Research

My research has centred on the development of statistical methodology and applications in biological and medical research. More specifically my work has focused on the development of statistical methods for integrating –omics data from multiple platforms and devising models for incorporating related biological information with these data. Topics of ongoing research are :

Processing of various high thoughput -omics data.
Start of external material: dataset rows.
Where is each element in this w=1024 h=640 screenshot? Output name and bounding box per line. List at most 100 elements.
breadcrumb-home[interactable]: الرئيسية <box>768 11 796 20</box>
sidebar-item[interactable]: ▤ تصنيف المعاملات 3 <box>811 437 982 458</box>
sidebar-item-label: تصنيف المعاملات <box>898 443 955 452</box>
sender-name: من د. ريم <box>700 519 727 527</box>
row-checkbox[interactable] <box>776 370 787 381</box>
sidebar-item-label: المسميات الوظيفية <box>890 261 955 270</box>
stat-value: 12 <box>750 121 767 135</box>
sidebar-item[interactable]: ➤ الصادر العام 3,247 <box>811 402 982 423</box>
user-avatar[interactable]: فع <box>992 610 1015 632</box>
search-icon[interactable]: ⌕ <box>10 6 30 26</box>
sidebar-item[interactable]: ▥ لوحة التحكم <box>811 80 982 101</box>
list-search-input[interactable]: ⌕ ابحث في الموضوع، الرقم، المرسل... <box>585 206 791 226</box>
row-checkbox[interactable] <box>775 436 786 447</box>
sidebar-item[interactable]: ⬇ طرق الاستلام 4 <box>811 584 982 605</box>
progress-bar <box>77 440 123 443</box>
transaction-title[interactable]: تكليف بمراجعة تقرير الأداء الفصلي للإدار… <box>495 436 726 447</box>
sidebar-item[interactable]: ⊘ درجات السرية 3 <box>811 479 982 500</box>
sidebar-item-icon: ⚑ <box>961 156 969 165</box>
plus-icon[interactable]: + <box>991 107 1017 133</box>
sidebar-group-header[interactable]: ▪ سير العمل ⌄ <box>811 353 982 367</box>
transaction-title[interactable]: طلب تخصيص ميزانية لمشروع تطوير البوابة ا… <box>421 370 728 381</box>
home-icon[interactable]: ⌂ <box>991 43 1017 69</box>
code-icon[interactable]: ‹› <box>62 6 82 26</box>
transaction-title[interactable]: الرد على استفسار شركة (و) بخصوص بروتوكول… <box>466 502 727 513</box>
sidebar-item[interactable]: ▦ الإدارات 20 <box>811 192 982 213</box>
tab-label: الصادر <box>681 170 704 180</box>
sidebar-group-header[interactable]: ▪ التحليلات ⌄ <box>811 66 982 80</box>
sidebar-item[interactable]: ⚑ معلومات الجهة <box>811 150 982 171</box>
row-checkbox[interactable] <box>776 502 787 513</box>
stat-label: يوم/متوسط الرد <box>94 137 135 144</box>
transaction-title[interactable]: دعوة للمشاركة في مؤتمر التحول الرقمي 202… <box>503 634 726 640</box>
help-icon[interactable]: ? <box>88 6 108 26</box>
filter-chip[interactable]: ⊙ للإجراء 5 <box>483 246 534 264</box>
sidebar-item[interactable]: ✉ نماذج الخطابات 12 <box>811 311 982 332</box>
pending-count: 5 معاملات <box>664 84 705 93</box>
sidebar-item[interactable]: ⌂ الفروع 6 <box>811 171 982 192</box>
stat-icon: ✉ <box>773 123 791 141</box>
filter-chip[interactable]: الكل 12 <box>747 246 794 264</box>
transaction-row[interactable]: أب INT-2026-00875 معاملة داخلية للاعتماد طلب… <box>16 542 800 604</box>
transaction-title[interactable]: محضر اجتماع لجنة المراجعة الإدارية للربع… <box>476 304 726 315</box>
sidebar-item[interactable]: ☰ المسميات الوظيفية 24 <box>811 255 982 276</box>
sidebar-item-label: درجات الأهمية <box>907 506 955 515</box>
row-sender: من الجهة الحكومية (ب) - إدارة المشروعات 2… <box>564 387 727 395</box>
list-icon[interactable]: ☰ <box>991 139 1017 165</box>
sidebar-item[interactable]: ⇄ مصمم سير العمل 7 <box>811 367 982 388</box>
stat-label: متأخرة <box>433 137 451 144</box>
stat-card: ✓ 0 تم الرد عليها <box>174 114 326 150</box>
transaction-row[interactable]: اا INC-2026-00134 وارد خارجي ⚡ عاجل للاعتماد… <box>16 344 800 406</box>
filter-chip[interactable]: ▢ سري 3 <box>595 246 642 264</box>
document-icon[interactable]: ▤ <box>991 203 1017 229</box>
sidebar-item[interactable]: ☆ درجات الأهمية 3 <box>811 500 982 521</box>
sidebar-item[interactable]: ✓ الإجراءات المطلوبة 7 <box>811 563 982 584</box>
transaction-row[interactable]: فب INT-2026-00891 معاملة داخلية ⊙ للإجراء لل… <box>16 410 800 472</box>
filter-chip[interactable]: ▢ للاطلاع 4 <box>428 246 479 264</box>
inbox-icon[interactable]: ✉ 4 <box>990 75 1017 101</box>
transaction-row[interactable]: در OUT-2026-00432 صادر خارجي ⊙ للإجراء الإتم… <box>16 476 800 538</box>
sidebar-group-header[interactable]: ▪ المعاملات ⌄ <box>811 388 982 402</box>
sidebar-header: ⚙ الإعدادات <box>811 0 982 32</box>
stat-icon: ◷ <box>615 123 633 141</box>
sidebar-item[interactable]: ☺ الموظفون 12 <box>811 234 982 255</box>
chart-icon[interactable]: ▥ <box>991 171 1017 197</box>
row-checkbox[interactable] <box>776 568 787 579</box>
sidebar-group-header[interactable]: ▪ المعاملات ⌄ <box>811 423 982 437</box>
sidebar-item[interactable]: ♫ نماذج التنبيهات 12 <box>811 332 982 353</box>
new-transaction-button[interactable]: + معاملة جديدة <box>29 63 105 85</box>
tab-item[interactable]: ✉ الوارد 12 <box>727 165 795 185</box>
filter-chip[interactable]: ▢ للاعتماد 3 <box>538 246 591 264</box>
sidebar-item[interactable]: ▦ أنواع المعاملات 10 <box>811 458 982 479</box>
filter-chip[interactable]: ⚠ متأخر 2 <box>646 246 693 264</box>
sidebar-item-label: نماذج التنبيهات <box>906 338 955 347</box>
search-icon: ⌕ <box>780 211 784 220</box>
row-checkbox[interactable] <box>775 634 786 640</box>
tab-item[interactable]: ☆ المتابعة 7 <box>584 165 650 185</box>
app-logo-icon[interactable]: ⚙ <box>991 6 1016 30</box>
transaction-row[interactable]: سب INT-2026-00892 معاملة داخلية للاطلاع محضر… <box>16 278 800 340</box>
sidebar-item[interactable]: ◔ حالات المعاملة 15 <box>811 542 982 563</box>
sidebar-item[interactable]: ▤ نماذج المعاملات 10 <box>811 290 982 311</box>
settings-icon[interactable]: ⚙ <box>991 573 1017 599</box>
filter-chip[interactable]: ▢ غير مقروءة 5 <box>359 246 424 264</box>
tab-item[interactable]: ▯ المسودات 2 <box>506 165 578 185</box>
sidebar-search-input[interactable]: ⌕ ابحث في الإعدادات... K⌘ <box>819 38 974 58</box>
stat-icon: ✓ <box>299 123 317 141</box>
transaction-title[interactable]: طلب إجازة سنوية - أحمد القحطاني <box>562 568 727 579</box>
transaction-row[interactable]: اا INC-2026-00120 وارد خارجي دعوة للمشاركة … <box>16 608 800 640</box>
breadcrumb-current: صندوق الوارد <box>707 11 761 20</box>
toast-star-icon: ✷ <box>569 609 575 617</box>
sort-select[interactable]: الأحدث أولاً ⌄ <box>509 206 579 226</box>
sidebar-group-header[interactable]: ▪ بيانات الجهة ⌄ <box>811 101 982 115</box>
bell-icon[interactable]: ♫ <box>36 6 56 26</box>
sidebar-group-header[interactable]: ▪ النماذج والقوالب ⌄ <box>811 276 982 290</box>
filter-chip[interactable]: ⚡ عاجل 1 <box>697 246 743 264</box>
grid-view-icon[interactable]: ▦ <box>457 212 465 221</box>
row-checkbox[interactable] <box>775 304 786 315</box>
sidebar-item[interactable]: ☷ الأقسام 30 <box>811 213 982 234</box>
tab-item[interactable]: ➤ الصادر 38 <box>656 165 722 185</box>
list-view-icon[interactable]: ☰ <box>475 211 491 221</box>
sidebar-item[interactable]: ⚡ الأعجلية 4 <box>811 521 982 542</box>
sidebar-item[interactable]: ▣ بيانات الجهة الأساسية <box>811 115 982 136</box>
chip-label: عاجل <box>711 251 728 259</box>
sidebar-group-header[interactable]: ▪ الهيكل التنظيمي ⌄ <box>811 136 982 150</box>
Effective interpretation relies on appropriate preprocessing techniques in each and every new biotechnological data. Despite their advantages, new biotechnologies contain many intrinsic sources of systematic variation that reduce the biology to detect real biological signals. Identifying and addressing preprocessing issues is an important component before embarking on modelling and integration of data. Technologies that we have examine includes various

high throughput sequencing including (exome sequencing, RNA-seq, CAGE-seq and miRNA-seq).
Gene expression microarray from different platfroms.
miRNA expression from microarrays and RT-PCR.
Protein expression from iTRAQ and SILAC.
Clinical and pathaological data.

My recent interest is to examine effective normalization strategies for removing intrinsic sources of systematic variation from non-standard array plotforms. This includes normalization examining microRNA and iTRAQ data. Unlike the large amount of literature on normalization with gene expression and –seq data, these data are characterize by large proportion of missing values (up to 60 or 70% in iTRAQ) and large propostion of noise (up to 95%) in microRNA arrays.

Vertical data integration

With recent dramatic expansion in numbers and types of biotechnologies increases the type of available infomration that we are able to measure. These data and databases now promises groudbreaking discoveries in complex diseases. Critical to these discoveries will be the development of new powerful adaptive, robust and stable statistical methodologies to unravel underlying biological structures and information from large and complex data. In classical (horizontal) type of data integratio, data are typically collected from more samples or patients with the same measurment. In contrast, vertical (omics) data collects more genetic infomration from the same patients. As such these data are often characterise by smaller number of samples and more varaibles, sample mismatch. Successful integration faces the challenges of dealing with

understanding and developing analysis approaches for many individual platforms
developing robust models that accounts for correlated information from mutiple platforms.

Two borad area of questions are

1) To build better predicitve model for biomarker discovery.

2) What are the underlying relationship between and within these omics data.